Çocuk yaştaki gençlerin, hem de milli maç öncesi birbirleriyle ne alıp veremediği olabilir ki? Çocukların kavgasında silahların konuşması, ne günlere geldiğimizin çok açık bir göstergesi. Ancak daha acı olan, bütün bu anlattıklarımın Çevik Kuvvet polislerinin önünde yaşanması. Çocukların kavgasına en fazla 30 metre uzakta, salonun girişinde bulunan polisler, neredeyse dayak yiyen çocuğu bile yakalayamayacaklardı! Anlatsalar inanmam!

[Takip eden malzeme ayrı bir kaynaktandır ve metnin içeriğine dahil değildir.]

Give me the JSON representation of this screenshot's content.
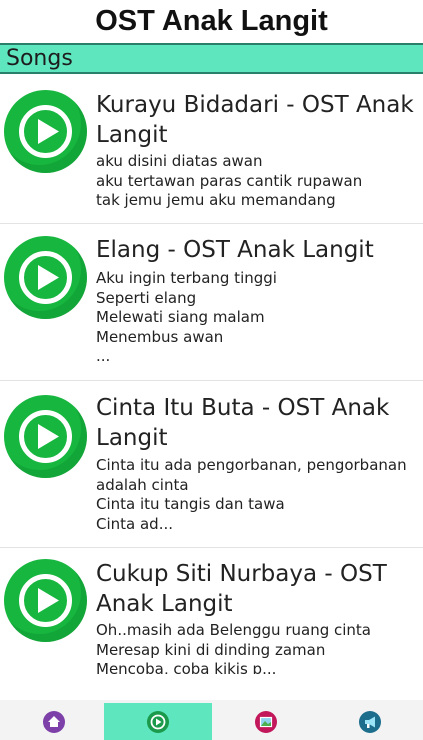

Ertesi gün gazetelere baktım, olayla ilgili tek satır yok! Çocuğa bir şey olmadı, ölmedi ya, haber niteliği taşımıyor. Çocuklarımız, gençlerimiz niye bu duruma geldi, milli maç öncesi silah çekecek kadar birbirlerini düşman gören aynı kentin çocuklarıyla bizi nasıl bir gelecek bekliyor, Çevik Kuvvet ne kadar çevik diye soran kimse yok.

Çünkü çocuk ölmedi. Biz sadece ölülerimizin, şehitlerimizin arkasından ağlarız. Ama sadece ağlarız; sorgulamayız yine de “neden” diye!

İyi ki çocuğa bir şey olmadı! Olsa da olmasa da değişen bir şey yok zaten!